Press Release
Jamaican National Pleads Guilty to Passport Fraud
For Immediate Release
U.S. Attorney's Office, District of Connecticut
Deirdre M. Daly, United States Attorney for the District of Connecticut, announced that MARK ANTHONY GOULDBOURNE, 41, of Hartford, waived his right to indictment and pleaded guilty today in Hartford federal court to one count of making a false statement in a passport application.
According to court documents and statements made in court, GOULDBOURNE is a native and citizen of Jamaica. In March 2011, he submitted an application for a U.S. passport, in the name of another individual, at a U.S. Post Office in Hartford. Claiming to be this individual, GOULDBOURNE presented to the passport acceptance agent a New York birth certificate and a Pennsylvania identity card, and then signed the passport application under oath. Passport authorities flagged the application as possibly fraudulent and did not issue the passport.
In May 2015, law enforcement determined that GOULDBOURNE was an inmate at Hartford Correctional Center under the same identity used in the fraudulent passport application.
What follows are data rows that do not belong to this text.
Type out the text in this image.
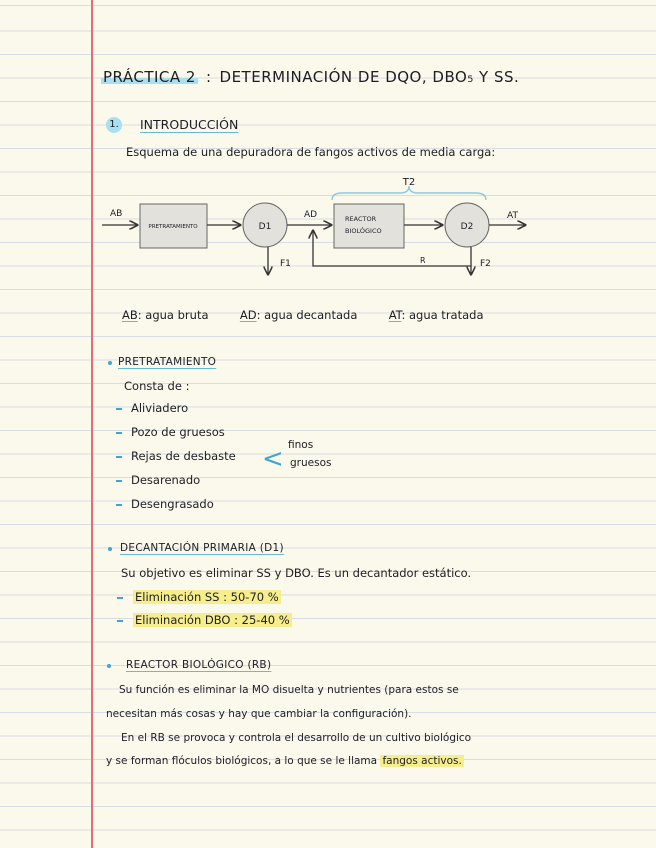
PRÁCTICA 2 : DETERMINACIÓN DE DQO, DBO₅ Y SS.
1. INTRODUCCIÓN
Esquema de una depuradora de fangos activos de media carga:
T2
AB
PRETRATAMIENTO	D1
F1
AD	REACTOR
BIOLÓGICO	D2
AT
F2
R
AB: agua bruta	AD: agua decantada	AT: agua tratada
PRETRATAMIENTO
Consta de :
Aliviadero
Pozo de gruesos
Rejas de desbaste < finos
gruesos
Desarenado
Desengrasado
DECANTACIÓN PRIMARIA (D1)
Su objetivo es eliminar SS y DBO. Es un decantador estático.
Eliminación SS : 50-70 %
Eliminación DBO : 25-40 %
REACTOR BIOLÓGICO (RB)
Su función es eliminar la MO disuelta y nutrientes (para estos se
necesitan más cosas y hay que cambiar la configuración).
En el RB se provoca y controla el desarrollo de un cultivo biológico
y se forman flóculos biológicos, a lo que se le llama fangos activos.
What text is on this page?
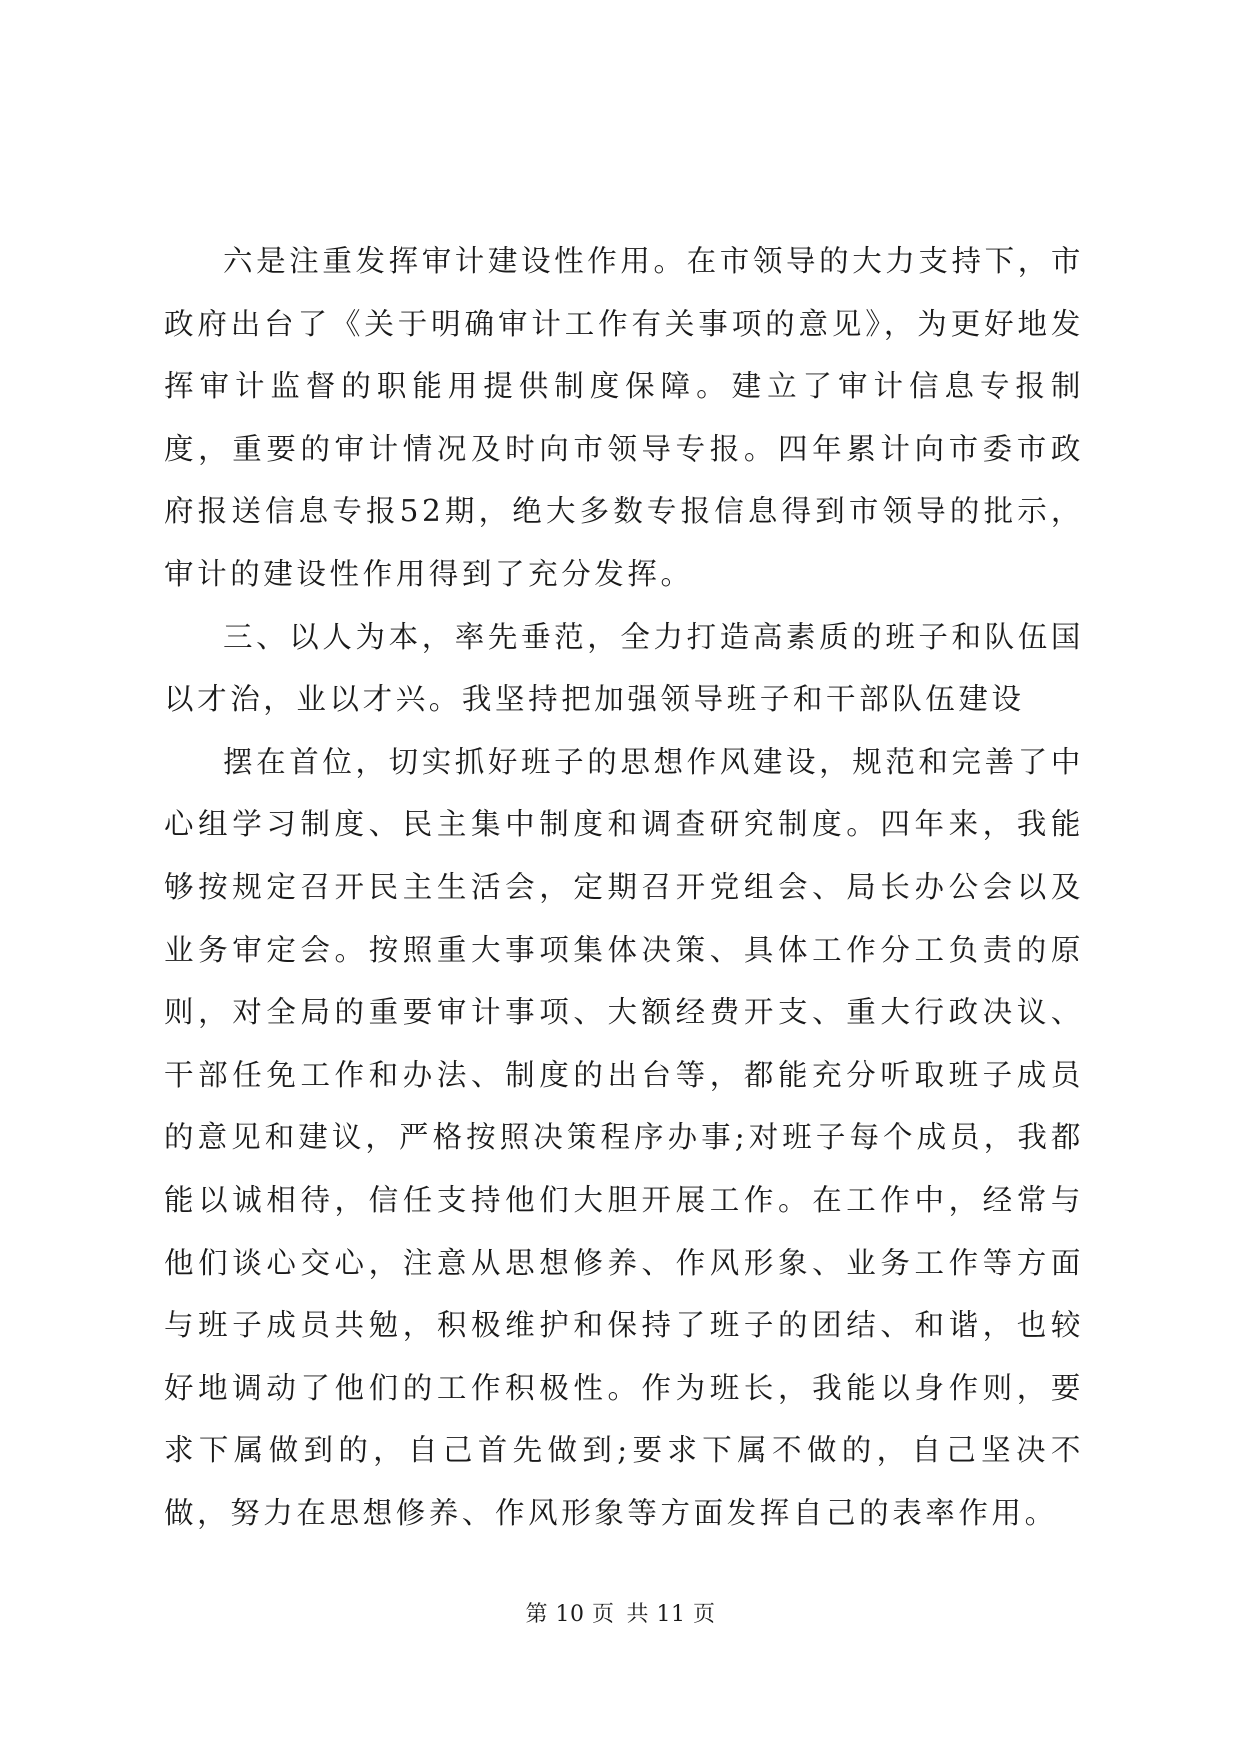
六是注重发挥审计建设性作用。在市领导的大力支持下，市政府出台了《关于明确审计工作有关事项的意见》，为更好地发挥审计监督的职能用提供制度保障。建立了审计信息专报制度，重要的审计情况及时向市领导专报。四年累计向市委市政府报送信息专报52期，绝大多数专报信息得到市领导的批示，审计的建设性作用得到了充分发挥。

三、以人为本，率先垂范，全力打造高素质的班子和队伍国以才治，业以才兴。我坚持把加强领导班子和干部队伍建设

摆在首位，切实抓好班子的思想作风建设，规范和完善了中心组学习制度、民主集中制度和调查研究制度。四年来，我能够按规定召开民主生活会，定期召开党组会、局长办公会以及业务审定会。按照重大事项集体决策、具体工作分工负责的原则，对全局的重要审计事项、大额经费开支、重大行政决议、干部任免工作和办法、制度的出台等，都能充分听取班子成员的意见和建议，严格按照决策程序办事;对班子每个成员，我都能以诚相待，信任支持他们大胆开展工作。在工作中，经常与他们谈心交心，注意从思想修养、作风形象、业务工作等方面与班子成员共勉，积极维护和保持了班子的团结、和谐，也较好地调动了他们的工作积极性。作为班长，我能以身作则，要求下属做到的，自己首先做到;要求下属不做的，自己坚决不做，努力在思想修养、作风形象等方面发挥自己的表率作用。

第 10 页 共 11 页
In an interview with law enforcement on May 7, 2015, GOULDBOURNE admitted that he had submitted the fraudulent passport application in March 2011, and that he had obtained the Pennsylvania identity card in the name of the other individual.
GOULDBOURNE, who is detained, is scheduled to be sentenced by U.S. District Judge Robert N. Chatigny on March 7, 2015, at which time he faces a maximum term of imprisonment of 10 years.
This case was investigated by the U.S. Department of State, Diplomatic Security Service, and is being prosecuted by Assistant U.S. Attorney Harold H. Chen.